From: Paul Cockshott (paul@cockshott.com)
Date: Wed Feb 13 2002 - 04:28:54 EST

> Andrew Smithers, who runs Smithers & Company, an economic
> consulting firm in London, offered one way to judge the
> size of off-balance-sheet debts: look at total debt in the
> financial sector, which has been rising faster in recent
> years than that of businesses and households. As recently
> as 1996, financial debt amounted to 32 percent of total
> debt in the private sector. Now it stands at 36 percent.
> Some financial debt is household obligations, like
> automobile leases, Mr. Smithers said.
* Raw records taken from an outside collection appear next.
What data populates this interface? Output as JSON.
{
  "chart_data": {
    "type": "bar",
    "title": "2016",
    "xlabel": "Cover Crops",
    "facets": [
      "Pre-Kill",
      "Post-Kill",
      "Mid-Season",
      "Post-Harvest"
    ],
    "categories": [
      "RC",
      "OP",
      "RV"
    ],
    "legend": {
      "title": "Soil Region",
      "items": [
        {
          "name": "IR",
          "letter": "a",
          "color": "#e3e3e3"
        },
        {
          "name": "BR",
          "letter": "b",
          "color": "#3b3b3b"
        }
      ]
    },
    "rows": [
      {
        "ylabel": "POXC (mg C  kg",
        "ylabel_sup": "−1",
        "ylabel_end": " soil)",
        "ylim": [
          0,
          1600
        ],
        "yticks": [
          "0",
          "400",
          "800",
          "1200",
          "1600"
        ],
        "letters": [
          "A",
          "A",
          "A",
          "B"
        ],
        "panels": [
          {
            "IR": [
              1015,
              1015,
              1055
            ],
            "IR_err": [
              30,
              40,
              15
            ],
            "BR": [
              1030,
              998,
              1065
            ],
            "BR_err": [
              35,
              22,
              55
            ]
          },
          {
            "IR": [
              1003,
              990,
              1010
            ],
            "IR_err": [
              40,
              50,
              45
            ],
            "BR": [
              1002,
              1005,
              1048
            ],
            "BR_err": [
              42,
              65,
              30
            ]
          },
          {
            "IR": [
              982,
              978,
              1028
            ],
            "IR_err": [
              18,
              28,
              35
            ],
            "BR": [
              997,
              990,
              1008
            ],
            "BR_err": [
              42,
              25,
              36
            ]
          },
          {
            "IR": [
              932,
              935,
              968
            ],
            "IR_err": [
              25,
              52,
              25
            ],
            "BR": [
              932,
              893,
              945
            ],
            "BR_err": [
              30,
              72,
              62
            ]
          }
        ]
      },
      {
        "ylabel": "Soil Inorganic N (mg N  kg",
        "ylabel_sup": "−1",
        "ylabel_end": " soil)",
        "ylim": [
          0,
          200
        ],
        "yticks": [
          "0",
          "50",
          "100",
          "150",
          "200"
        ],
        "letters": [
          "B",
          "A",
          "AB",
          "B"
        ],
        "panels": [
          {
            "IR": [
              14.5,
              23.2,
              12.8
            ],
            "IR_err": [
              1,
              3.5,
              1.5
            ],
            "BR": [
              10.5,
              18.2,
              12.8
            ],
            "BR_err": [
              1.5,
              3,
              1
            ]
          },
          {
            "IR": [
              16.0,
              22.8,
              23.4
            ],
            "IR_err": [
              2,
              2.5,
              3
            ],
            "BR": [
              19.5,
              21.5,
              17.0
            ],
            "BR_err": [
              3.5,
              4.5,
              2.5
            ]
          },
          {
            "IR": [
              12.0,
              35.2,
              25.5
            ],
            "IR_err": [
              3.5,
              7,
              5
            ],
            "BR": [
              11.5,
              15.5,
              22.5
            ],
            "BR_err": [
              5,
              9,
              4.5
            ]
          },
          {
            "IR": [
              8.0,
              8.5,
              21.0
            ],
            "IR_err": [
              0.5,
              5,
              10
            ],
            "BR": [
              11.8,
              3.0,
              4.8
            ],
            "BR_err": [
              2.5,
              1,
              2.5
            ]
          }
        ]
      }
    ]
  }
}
But he thinks most of
> it represents off-balance- sheet debts of corporations.
> "U.S. companies are already highly leveraged," he said. "It
> is unlikely that they could take on balance sheet much of
> their off-balance-sheet debt without many companies being
> in breach of their debt covenants." If, for example, just
> half of all financial debt were moved onto corporate
> balance sheets, the leverage would jump to 163 percent of
> companies' net worth, based on replacement cost of assets,
> Mr. Smithers said.

If the personal, the financial and the corporate sector are
all net debtors and increasingly so, who holds the corresponding
credit balances?

Is it:

1. The state sector due to a budget surplus?

2. The overseas sector due to a trade deficit?